Амелия гордо шествует по мощёной дорожке, крепко обнимая толстую большую книгу. На лице девочки торжество и что-то похожее на джем. Ганна приглядывается, щуря глаза: так и есть, джем!
– Мадемуазель Амелия, ну где же вы были? – причитает нянька. – Ваши куклы ходили за мной и плакали…
– У папы, – отвечает Амелия таким тоном, будто речь идёт о соседней комнате. – Мне нужна была книга – и я её забрала. Бабушка кричала, как ты сейчас, и пихала в меня сладкое. Если бы я не удрала, я бы слипнулась.
Девочка скидывает туфли на коврике у двери, убегает на второй этаж и оттуда требует:
– Няня! Чаю!
Ганна с облегчением выдыхает и спешит в кухню. Пока она гремит чайником, возвращается Жиль. Тихо проходит в ванную, запирает дверь, садится на пол и долго сидит, уткнувшись лицом в ладони.
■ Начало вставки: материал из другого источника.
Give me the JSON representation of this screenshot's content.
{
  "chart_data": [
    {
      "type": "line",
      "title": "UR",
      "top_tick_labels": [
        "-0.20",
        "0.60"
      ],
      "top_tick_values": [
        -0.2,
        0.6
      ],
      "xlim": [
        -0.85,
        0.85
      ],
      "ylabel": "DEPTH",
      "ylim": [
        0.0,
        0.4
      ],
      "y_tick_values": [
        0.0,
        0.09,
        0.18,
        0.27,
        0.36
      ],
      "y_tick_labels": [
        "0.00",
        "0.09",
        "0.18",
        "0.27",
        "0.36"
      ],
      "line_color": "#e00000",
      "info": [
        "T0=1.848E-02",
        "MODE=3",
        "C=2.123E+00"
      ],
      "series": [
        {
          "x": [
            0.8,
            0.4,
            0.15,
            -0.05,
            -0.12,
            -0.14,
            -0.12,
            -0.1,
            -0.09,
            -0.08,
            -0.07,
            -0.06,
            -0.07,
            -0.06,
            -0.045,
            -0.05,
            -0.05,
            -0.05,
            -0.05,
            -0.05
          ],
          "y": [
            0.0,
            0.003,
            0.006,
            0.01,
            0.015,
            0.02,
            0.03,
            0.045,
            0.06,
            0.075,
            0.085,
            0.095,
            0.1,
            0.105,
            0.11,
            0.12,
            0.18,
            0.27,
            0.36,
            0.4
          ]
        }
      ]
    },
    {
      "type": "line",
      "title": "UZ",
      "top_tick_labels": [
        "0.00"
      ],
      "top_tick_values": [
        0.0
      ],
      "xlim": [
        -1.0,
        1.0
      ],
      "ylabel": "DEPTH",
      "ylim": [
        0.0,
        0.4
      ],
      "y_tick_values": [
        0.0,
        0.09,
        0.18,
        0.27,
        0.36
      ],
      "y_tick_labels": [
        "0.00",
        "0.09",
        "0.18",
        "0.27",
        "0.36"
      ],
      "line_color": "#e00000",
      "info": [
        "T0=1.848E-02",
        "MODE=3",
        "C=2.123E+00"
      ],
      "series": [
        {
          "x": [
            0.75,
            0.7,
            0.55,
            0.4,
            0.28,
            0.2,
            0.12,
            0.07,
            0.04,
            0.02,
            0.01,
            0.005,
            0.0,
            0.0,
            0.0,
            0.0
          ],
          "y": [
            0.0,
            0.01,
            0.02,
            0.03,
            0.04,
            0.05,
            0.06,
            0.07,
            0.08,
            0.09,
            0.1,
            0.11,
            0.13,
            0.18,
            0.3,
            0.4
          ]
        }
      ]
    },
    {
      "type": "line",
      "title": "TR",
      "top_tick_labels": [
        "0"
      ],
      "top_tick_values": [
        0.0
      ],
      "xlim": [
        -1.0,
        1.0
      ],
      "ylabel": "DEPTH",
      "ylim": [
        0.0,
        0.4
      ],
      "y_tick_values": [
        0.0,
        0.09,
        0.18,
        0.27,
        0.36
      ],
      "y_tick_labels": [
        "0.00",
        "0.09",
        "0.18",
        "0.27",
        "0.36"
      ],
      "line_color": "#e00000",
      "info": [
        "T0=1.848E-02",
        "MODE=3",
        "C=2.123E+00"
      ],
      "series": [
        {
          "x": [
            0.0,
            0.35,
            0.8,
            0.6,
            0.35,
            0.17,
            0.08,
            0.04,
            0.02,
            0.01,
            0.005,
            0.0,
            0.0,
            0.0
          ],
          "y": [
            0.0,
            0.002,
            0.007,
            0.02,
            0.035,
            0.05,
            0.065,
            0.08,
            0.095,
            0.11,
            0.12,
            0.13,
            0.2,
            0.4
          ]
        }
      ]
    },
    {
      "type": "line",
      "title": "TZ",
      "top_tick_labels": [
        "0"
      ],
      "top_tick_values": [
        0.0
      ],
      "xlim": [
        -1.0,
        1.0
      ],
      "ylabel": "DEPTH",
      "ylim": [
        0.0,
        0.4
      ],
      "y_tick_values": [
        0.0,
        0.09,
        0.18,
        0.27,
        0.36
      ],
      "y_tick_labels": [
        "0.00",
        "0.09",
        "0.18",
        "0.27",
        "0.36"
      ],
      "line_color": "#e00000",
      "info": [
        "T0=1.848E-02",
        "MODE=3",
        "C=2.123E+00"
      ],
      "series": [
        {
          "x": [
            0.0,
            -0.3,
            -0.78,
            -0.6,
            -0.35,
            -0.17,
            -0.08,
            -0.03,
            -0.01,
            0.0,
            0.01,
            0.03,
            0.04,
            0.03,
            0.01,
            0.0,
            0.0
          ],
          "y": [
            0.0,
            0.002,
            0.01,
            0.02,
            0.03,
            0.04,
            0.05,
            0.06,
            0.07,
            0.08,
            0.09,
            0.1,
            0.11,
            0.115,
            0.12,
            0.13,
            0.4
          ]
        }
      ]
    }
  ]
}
– Месье Бойер? – слышится из-за двери голос Ганны. – Вы дома?
– Да, нянюшка, – отзывается он глухо. – Умоюсь и буду в своей комнате.
Шумит, падая в ванну, вода из старинного бронзового крана. Жиль снимает запылённую одежду, встаёт под ледяной душ, запрокинув голову. Быстро-быстро натирает себя жёсткой мочалкой, оставляя на теле красные полосы. Кожа горит от холода и безжалостного отмывания, мальчишка сопит, стиснув зубы. Когда он вылезает из ванны, не думается ни о чём. Просто дико знобит и хочется скорее согреться.
«Прав отец Ксавье. Ледяная вода – отличное средство от тяжких мыслей», – кутаясь в полотенце, размышляет Жиль.
Он протирает зеркало, всматривается в собственное отражение. Ссадина на скуле поджила, синяк поблёк и почти сошёл. Жиль отводит в сторону мокрую чёлку, разглядывает шрамы. Ещё год назад он не стал бы этого делать и вообще избегал смотреться в зеркала. А потом ему вдруг стало всё равно, как он выглядит. Как после холодного душа.
Одежда неприятно льнёт к мокрому телу. Жиль ерошит волосы полотенцем, вешает его на край ванны. Глубоко вдыхает, медленно выдыхает. Всё. Он дома, здесь надо беречь нервы семьи и не расстраивать никого мрачной рожей. Такие правила игры.